• Mother Says ‘Tex’ Watson Was Her ‘Pride and Joy’

Mother Says ‘Tex’ Watson Was Her ‘Pride and Joy’

LOS ANGELES, Sept. 1 — Charles “Tex” Watson’s mother testified Tuesday that before he joined the cult of Charles Manson he was his family’s pride and joy, an honor student and star athlete who attended church regularly.

Mrs. Elizabeth Watson of Copeville, Tex., tearfully told the jury in her son’s trial for the Tate-LaBianca murders that he returned home from California in 1968 and spoke of an impending revolution and of “a man called Jesus who was named Manson.”

She said she visited him in California earlier in the year and found him to be the “same old Charles” but when he came home in December he was a changed man.

The prosecution contends Watson, 25, was Charles Manson’s chief lieutenant in the series of seven murders that included actress Sharon Tate. Manson and three of his young women followers have already been convicted of the slayings and sentenced to die.

Watson has pleaded innocent and innocent by reason of insanity. The defense contends that repeated use of drugs affected his mind and he was a “robot” obeying Manson’s orders.

After he had joined Manson’s family, she said Watson came home to act as a pallbearer at a friend’s funeral.

“His voice sounded funny,” she recalled with tears in her eyes. “He talked about a man called Jesus who was named Manson and he talked about a revolution and that he was going to a bottomless pit and only the Manson family would be left.

In other developments related to the Manson cult, a newspaper said Tuesday a gun stealing raid on a weapons shop was part of an elaborate plot by the cult to mount a “commando style” attack on the courthouse to free their jailed leader.

The Los Angeles Herald-Examiner said Manson family members planned to free their leader by taking hostages a judge and deputy district attorney at Manson’s current murder trial.
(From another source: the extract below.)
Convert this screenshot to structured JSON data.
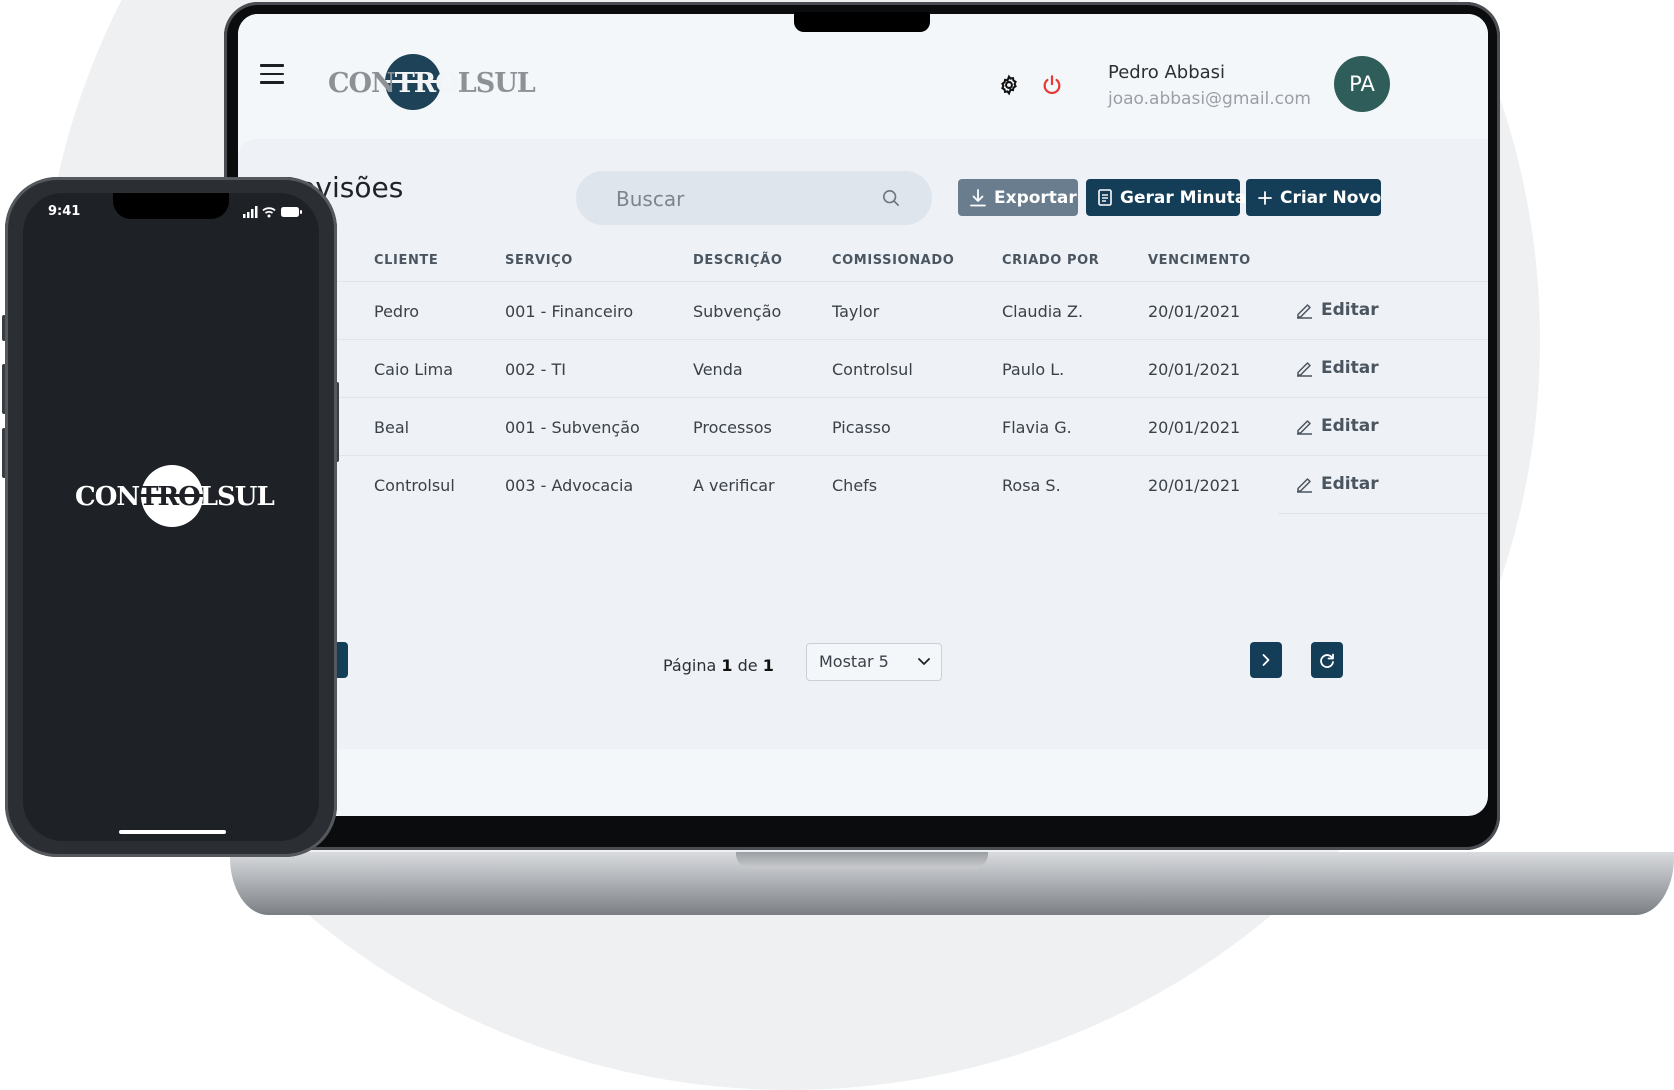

They planned then to lead a mass jail break through tunnels from the courthouse basement, the newspaper said.

Both the sheriff’s office and the district attorney’s office refused to confirm or deny the report.

The newspaper, which said sheriff’s investigators were the source of its information, said it would stand by reporter Cliff Blackburn’s version.

Manson sent secret messages to his followers by writing them in milk on letters sent by other prisoners, the newspaper said. The hidden messages supposedly appeared when the letters were heated by a hot iron after reaching members of the family.

Four men and two women, described by authorities as members of the cult, were arrested Aug. 21 after they allegedly raided a surplus store and held the clerks and customers at gunpoint while loading a panel truck with guns. The attempted theft resulted in a Shootout with police and their subsequent arrests.

Manson currently is on trial for the slayings of musician Gary Hinman and stuntman Donald “Shorty” Shea.